Genetic skeletal diseases
PI: Giedre Grigelioniene
Our team focuses on using a translational research approach to understand the causes, pathophysiology, diagnosis, and to improve care of selected groups of genetic skeletal disorders. Our aims include clinical research to elucidate the phenotypic spectrum and genomic studies of the molecular causes of congenital skeletal disorders.
Genetic bone diseases are rare or ultrarare diagnoses caused by changes in genes controlling development of the skeleton. Knowledge on the various genetic changes behind rare diagnoses has increased in recent years, parallelly to the rapid development of different genome sequencing techniques, but there are still many unsolved diagnoses.

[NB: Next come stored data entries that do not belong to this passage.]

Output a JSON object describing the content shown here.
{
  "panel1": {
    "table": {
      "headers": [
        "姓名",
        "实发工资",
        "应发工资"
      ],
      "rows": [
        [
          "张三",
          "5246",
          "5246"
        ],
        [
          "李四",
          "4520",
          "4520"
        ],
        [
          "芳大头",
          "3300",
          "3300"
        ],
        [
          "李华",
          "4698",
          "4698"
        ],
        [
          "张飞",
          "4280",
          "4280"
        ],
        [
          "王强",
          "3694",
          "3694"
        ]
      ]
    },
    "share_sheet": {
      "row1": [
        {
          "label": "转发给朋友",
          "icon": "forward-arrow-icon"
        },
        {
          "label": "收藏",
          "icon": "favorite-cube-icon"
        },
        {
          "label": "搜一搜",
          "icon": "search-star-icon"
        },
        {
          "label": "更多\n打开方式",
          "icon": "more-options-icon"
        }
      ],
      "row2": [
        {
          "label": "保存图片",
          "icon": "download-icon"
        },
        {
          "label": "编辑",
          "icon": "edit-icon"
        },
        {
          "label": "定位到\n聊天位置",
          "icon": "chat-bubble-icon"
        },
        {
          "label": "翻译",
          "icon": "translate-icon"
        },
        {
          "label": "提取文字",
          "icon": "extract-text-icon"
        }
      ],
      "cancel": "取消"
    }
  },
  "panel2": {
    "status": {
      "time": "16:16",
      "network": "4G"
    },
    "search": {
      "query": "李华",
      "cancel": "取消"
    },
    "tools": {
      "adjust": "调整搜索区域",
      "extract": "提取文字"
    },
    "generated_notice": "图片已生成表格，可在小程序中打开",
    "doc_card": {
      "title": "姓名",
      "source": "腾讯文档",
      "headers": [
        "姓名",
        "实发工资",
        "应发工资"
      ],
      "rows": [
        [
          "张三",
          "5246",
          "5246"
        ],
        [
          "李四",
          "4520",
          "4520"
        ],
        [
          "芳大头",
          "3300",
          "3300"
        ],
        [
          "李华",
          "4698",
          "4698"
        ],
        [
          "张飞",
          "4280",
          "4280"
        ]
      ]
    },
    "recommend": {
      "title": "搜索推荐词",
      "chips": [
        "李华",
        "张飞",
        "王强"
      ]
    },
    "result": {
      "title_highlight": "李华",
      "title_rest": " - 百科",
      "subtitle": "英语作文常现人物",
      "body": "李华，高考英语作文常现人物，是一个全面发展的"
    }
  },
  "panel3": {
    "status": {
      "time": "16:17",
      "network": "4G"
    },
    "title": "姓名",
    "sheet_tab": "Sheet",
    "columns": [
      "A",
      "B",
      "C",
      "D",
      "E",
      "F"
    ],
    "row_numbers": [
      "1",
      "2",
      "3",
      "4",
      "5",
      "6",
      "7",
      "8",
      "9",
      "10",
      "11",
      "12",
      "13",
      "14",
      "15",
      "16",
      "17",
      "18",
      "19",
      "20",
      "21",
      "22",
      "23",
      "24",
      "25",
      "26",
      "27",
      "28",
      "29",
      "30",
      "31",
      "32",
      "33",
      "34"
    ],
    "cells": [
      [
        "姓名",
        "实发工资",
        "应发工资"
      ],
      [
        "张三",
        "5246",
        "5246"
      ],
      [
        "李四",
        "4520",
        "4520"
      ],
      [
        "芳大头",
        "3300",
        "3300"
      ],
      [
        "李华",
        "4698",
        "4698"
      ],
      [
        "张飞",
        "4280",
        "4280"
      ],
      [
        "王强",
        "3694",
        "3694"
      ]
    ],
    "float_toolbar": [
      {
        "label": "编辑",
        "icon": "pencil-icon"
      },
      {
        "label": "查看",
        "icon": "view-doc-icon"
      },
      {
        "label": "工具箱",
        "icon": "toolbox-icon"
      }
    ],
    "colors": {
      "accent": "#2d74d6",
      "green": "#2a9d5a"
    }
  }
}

Genetic skeletal diseases affect 1-2 in 5000 children, and currently there are approximately 770 different congenital bone diseases. Each individual diagnosis is rare and knowledge of the natural course, complications, and molecular mechanisms behind them is lacking. We use combination of modern genetic techniques (short and long-read sequencing, as well as RNA-sequencing) to examine the genome and transcriptome, to identify causes of the diseases and to correlate these with clinical findings. When we identify new genetic causes of yet unsolved genetic bone disorders, we examine the molecular disease mechanisms in cells from patients and/or in animal models created with the I-Gonad CRISP/Cas9 method. The project concentrates on skeletal ciliopathies, spondylometaphyseal dysplasias, increased bone density disorders, and skeletal abnormalities that occur due to genetic mocaicism. Our research increases knowledge about the causes of congenital skeletal diseases and short stature, which in the long run will contribute to the development of new treatment methods for short stature, scoliosis and osteoporosis.